Franklin contends that Martha Jefferson failed to ensure that Laster got a ride home and that, suffering from heroin withdrawal, she panicked after two taxis failed to show.

"If they had come, we wouldn’t be here today," said Franklin. "She didn’t plan this."

Franklin said the plea deal’s emphasis on treatment is a fair outcome, even though it includes three years and three months behind bars.

"She’s very fortunate," said Franklin. "It’s a blessing, because her life cannot go down that road, and she’s had a complete turnaround to getting her life straight."

But the 78-year-old woman injured in the incident has a different view of the punishment for Laster.

"I don’t think the time she got is enough," Perkins told The Daily Progress the day after the hearing.

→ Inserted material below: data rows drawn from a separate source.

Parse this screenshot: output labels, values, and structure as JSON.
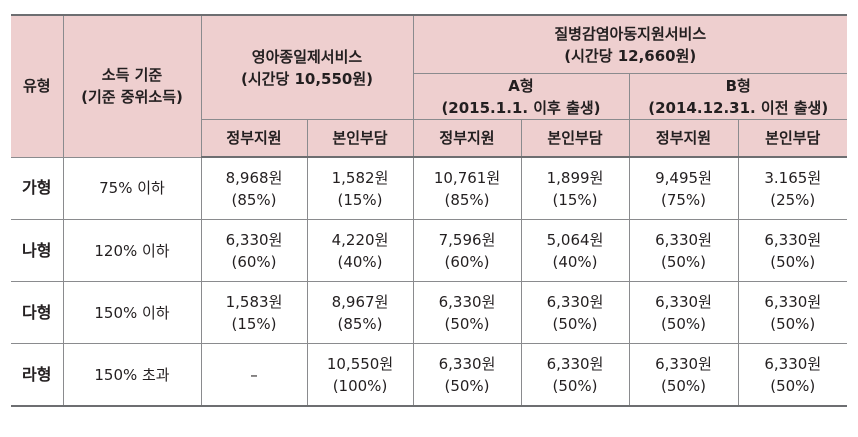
{
  "table": {
    "header": {
      "type": "유형",
      "income_line1": "소득 기준",
      "income_line2": "(기준 중위소득)",
      "service1_line1": "영아종일제서비스",
      "service1_line2": "(시간당 10,550원)",
      "service2_line1": "질병감염아동지원서비스",
      "service2_line2": "(시간당 12,660원)",
      "typeA_line1": "A형",
      "typeA_line2": "(2015.1.1. 이후 출생)",
      "typeB_line1": "B형",
      "typeB_line2": "(2014.12.31. 이전 출생)",
      "sub": [
        "정부지원",
        "본인부담",
        "정부지원",
        "본인부담",
        "정부지원",
        "본인부담"
      ]
    },
    "rows": [
      {
        "type": "가형",
        "income": "75% 이하",
        "cells": [
          {
            "amount": "8,968원",
            "pct": "(85%)"
          },
          {
            "amount": "1,582원",
            "pct": "(15%)"
          },
          {
            "amount": "10,761원",
            "pct": "(85%)"
          },
          {
            "amount": "1,899원",
            "pct": "(15%)"
          },
          {
            "amount": "9,495원",
            "pct": "(75%)"
          },
          {
            "amount": "3.165원",
            "pct": "(25%)"
          }
        ]
      },
      {
        "type": "나형",
        "income": "120% 이하",
        "cells": [
          {
            "amount": "6,330원",
            "pct": "(60%)"
          },
          {
            "amount": "4,220원",
            "pct": "(40%)"
          },
          {
            "amount": "7,596원",
            "pct": "(60%)"
          },
          {
            "amount": "5,064원",
            "pct": "(40%)"
          },
          {
            "amount": "6,330원",
            "pct": "(50%)"
          },
          {
            "amount": "6,330원",
            "pct": "(50%)"
          }
        ]
      },
      {
        "type": "다형",
        "income": "150% 이하",
        "cells": [
          {
            "amount": "1,583원",
            "pct": "(15%)"
          },
          {
            "amount": "8,967원",
            "pct": "(85%)"
          },
          {
            "amount": "6,330원",
            "pct": "(50%)"
          },
          {
            "amount": "6,330원",
            "pct": "(50%)"
          },
          {
            "amount": "6,330원",
            "pct": "(50%)"
          },
          {
            "amount": "6,330원",
            "pct": "(50%)"
          }
        ]
      },
      {
        "type": "라형",
        "income": "150% 초과",
        "cells": [
          {
            "amount": "–",
            "pct": ""
          },
          {
            "amount": "10,550원",
            "pct": "(100%)"
          },
          {
            "amount": "6,330원",
            "pct": "(50%)"
          },
          {
            "amount": "6,330원",
            "pct": "(50%)"
          },
          {
            "amount": "6,330원",
            "pct": "(50%)"
          },
          {
            "amount": "6,330원",
            "pct": "(50%)"
          }
        ]
      }
    ]
  }
}
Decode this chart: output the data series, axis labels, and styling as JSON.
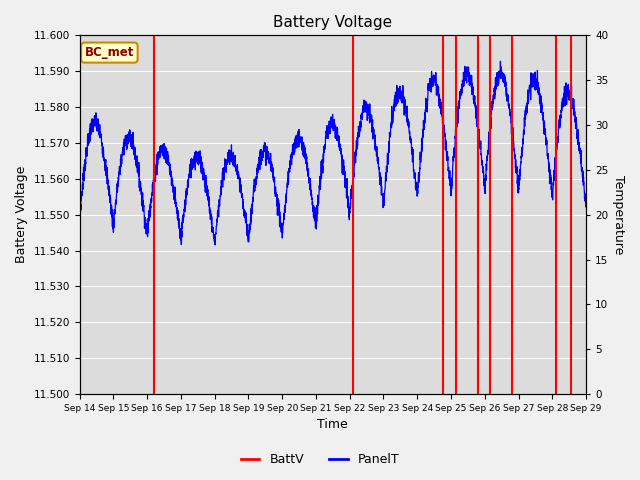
{
  "title": "Battery Voltage",
  "xlabel": "Time",
  "ylabel_left": "Battery Voltage",
  "ylabel_right": "Temperature",
  "ylim_left": [
    11.5,
    11.6
  ],
  "ylim_right": [
    0,
    40
  ],
  "fig_facecolor": "#f0f0f0",
  "plot_facecolor": "#dcdcdc",
  "legend_label1": "BattV",
  "legend_label2": "PanelT",
  "annotation_text": "BC_met",
  "x_tick_labels": [
    "Sep 14",
    "Sep 15",
    "Sep 16",
    "Sep 17",
    "Sep 18",
    "Sep 19",
    "Sep 20",
    "Sep 21",
    "Sep 22",
    "Sep 23",
    "Sep 24",
    "Sep 25",
    "Sep 26",
    "Sep 27",
    "Sep 28",
    "Sep 29"
  ],
  "red_vlines": [
    2.2,
    8.1,
    10.75,
    11.15,
    11.8,
    12.15,
    12.8,
    14.1,
    14.55
  ],
  "yticks_left": [
    11.5,
    11.51,
    11.52,
    11.53,
    11.54,
    11.55,
    11.56,
    11.57,
    11.58,
    11.59,
    11.6
  ],
  "yticks_right": [
    0,
    5,
    10,
    15,
    20,
    25,
    30,
    35,
    40
  ]
}
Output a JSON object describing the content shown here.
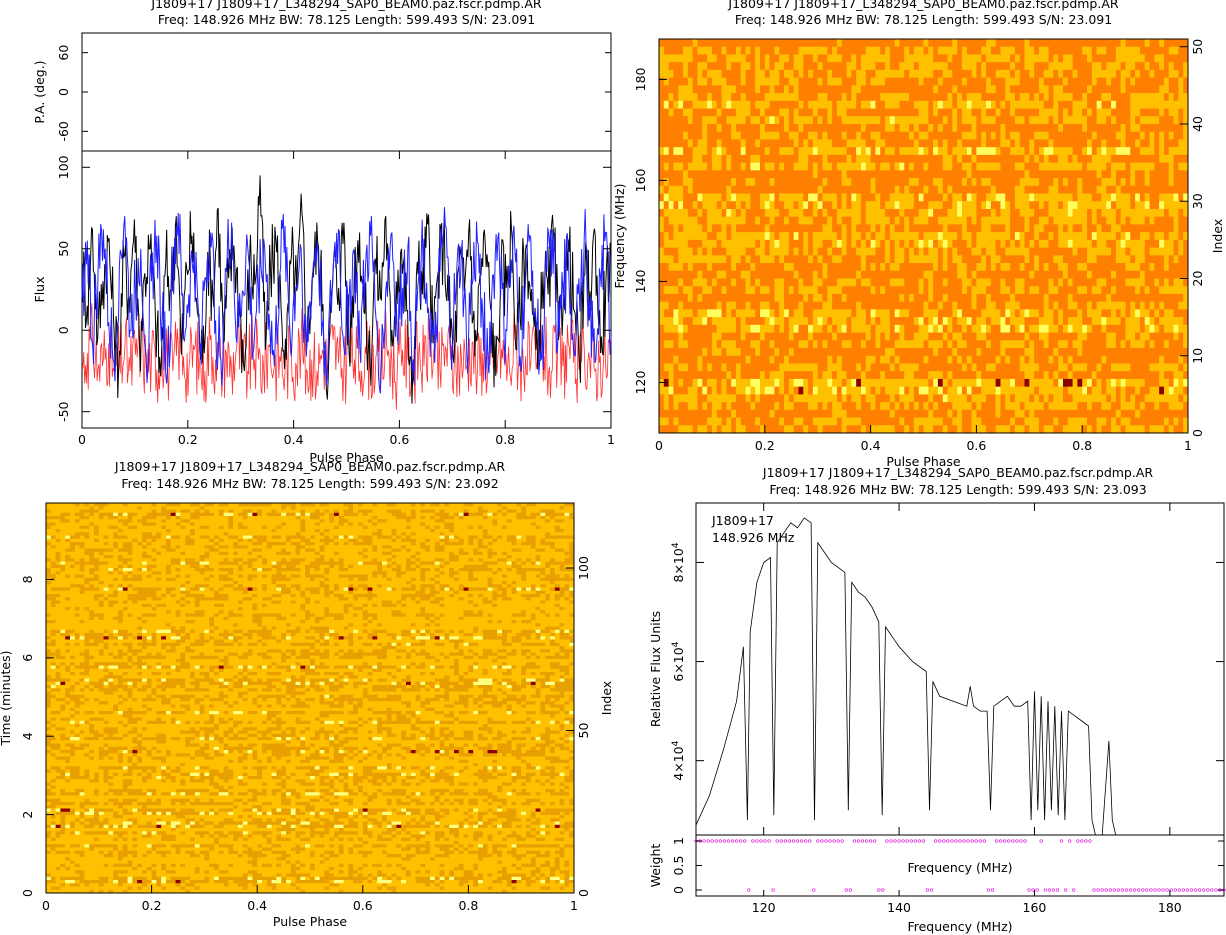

Perkins said she suffered a head laceration, broken toes, broken ribs, a broken ankle and a wound below her right knee that peeled back the skin and later developed a methicillin-resistant Staphylococcus aureus infection.

"My life for the last five months has been pure hell," said Perkins. "And I still can’t walk."

Perkins said she has had to relocate to the home of her niece who helps her get into a wheelchair and guides her to the bathroom. She recounted multiple hospital and rehabilitation stays, beginning with the trauma center at UVa Medical Center.

The terror of that May day remains.

"I remember screaming for help," said Perkins. "She left me laying in the parking lot and didn’t care if I lived or died."

Laster’s sentence will be formalized at a hearing on Feb. 14.